In Ida’s Wake, Louisiana Faces a Month With No Power as Heat Soars

NEW ORLEANS (Reuters) —
The Shell Norco manufacturing facility is flooded after Hurricane Ida pummeled Norco, Louisiana, Monday. (Reuter/Devika Krishna Kumar)

South Louisiana braced for a month without electricity and reliable water supplies in the wake of Hurricane Ida, one of the most powerful storms ever to hit the U.S. Gulf Coast, as people faced suffocating heat and humidity.

The storm killed at least four people, officials said, a toll that might have been much larger if not for a fortified levee system built around New Orleans after the devastation of Hurricane Katrina 16 years ago.

By early Tuesday, about 1.3 million customers were without power 48 hours after the storm made landfall, most of them in Louisiana, said PowerOutage, which gathers data from U.S. utility companies.

Officials were unable to complete a full damage assessment because downed trees clogged roads, said Deanne Criswell, chief of the U.S. Federal Emergency Management Agency.

Compounding the suffering, the heat index in much of Louisiana and Mississippi reached 95 degrees Fahrenheit (35 degrees Celsius), the National Weather Service said.

“We all want air-conditioning… Even if you have a generator, after so many days they fail,” said Louisiana Governor John Bel Edwards.

“Nobody is satisfied” with the estimate that power might not be restored for 30 days, he added, expressing hope that the 20,000 line workers in the state and thousands more en route could finish sooner.

President Joe Biden offered federal help in restoring power during a call with Energy Secretary Jennifer Granholm and the chiefs of two of the Gulf Coast’s largest utilities, Entergy and Southern Co, the White House said.

At Ochsner St. Anne Hospital southwest of New Orleans, 6,000-gallon tanker trucks pumped fuel and water into tanks to keep its air-conditioning running.
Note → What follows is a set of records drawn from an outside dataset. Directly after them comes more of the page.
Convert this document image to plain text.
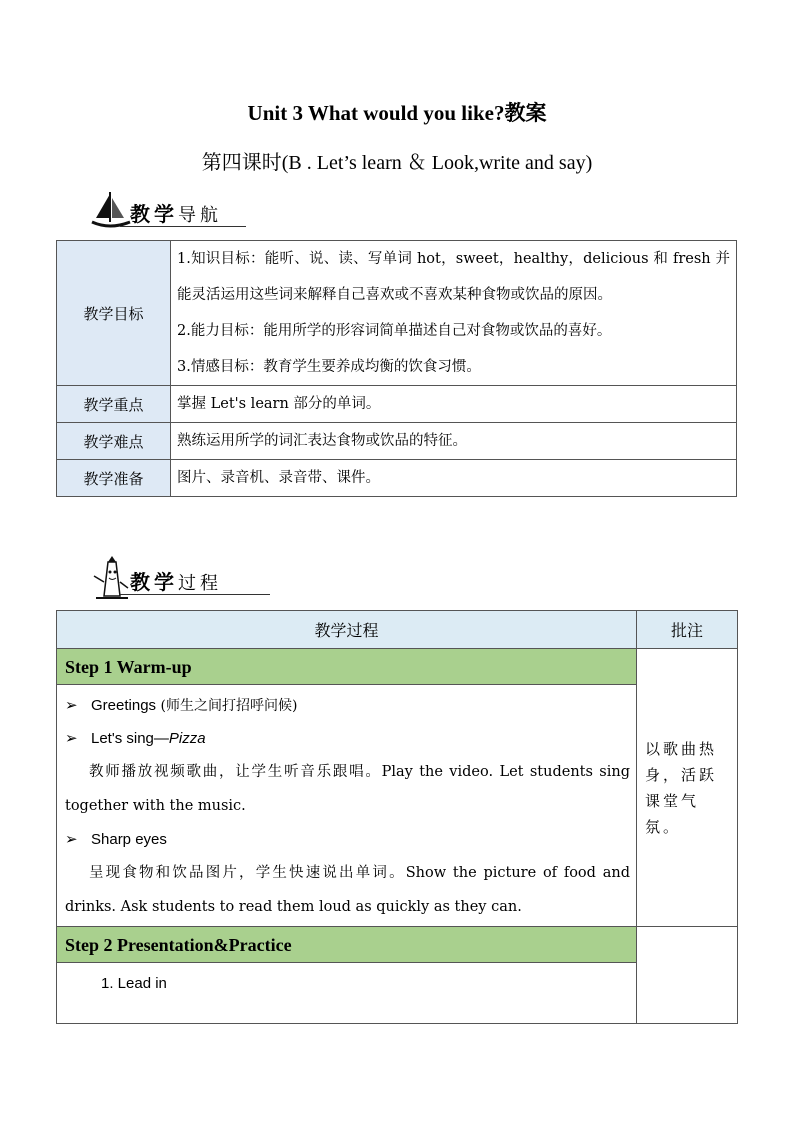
Unit 3 What would you like?教案
第四课时(B . Let’s learn ＆ Look,write and say)
教学导航
教学目标	1.知识目标：能听、说、读、写单词 hot，sweet，healthy，delicious 和 fresh 并能灵活运用这些词来解释自己喜欢或不喜欢某种食物或饮品的原因。
2.能力目标：能用所学的形容词简单描述自己对食物或饮品的喜好。
3.情感目标：教育学生要养成均衡的饮食习惯。

教学重点	掌握 Let's learn 部分的单词。
教学难点	熟练运用所学的词汇表达食物或饮品的特征。
教学准备	图片、录音机、录音带、课件。
教学过程
教学过程	批注
Step 1 Warm-up	以歌曲热身，活跃课堂气氛。

➢ Greetings (师生之间打招呼问候)
➢ Let's sing—Pizza
教师播放视频歌曲，让学生听音乐跟唱。Play the video. Let students sing together with the music.
➢ Sharp eyes
呈现食物和饮品图片，学生快速说出单词。Show the picture of food and drinks. Ask students to read them loud as quickly as they can.	

Step 2 Presentation&Practice	
1. Lead in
The medical center closed to all but a few emergency patients.

New Orleans’s restaurants, many shut ahead of the storm, also face an uncertain future because of a lack of electricity and facilities, reviving memories of the difficulties that plagued businesses for weeks in the wake of Katrina.

“This is definitely feeling like Katrina,” said Lisa Blount, a spokesperson for the city’s oldest eatery, Antoine’s, which is a landmark in the French Quarter. “To hear the power is potentially out for two to three weeks, that is devastating.”

Even the power generators were hazardous. Nine people in St. Tammany Parish northeast of New Orleans were taken to the hospital for carbon monoxide poisoning from a gas-fueled generator, media said.

Roughly 440,000 people in Jefferson Parish south of New Orleans may be without electricity for a month or more after utility poles toppled, Councilman Deano Bonano said, citing comments by power officials.

“The damage from this is far worse than Katrina, from a wind standpoint,” Bonano said in a telephone interview.

Among the four dead were two killed in the collapse of a southeastern Mississippi highway that critically injured 10 more. One man died attempting to drive through high water in New Orleans and another when a tree fell on a Baton Rouge home.

Swampy areas south of New Orleans took the brunt of the storm. High waters finally receded from the highway to Port Fourchon, Louisiana’s southernmost port, leaving a trail of dead fish. Seagulls swarmed the highway to eat them.

Port Fourchon suffered extensive damage, with some roads still blocked. Officials were only letting through emergency responders to Grand Isle, a barrier island in the Gulf of Mexico. It could take weeks for roads to be cleared, they said.

A line of cars stretched at least a mile from a gas station stocked with fuel in Mathews, a community in Lafourche Parish.

More than half the residents of Jefferson Parish rode out the storm at home, Bonano said, and many were left with nothing.

“There are no grocery stores open, no gas stations open. So they have nothing,” he said.

The weakened remnants of the storm dumped heavy rain in neighboring Mississippi as it traveled toward Alabama and Tennessee. Heavy rainfall and flash flooding were possible on Wednesday in the mid-Atlantic region and southern New England, forecasters said.

Sheriff’s deputies in St. Tammany Parish, Louisiana, were investigating the disappearance of a 71-year-old man after an apparent alligator attack in the floodwaters.

The man’s wife told authorities that she saw a large alligator attack her husband on Monday in the tiny community of Avery Estates, about 35 miles (55 km) northeast of New Orleans. She stopped the attack and pulled her husband from the water.

His injuries were severe, so she took a small boat to get help, only to find her husband gone when she returned, the sheriff’s office said in a statement.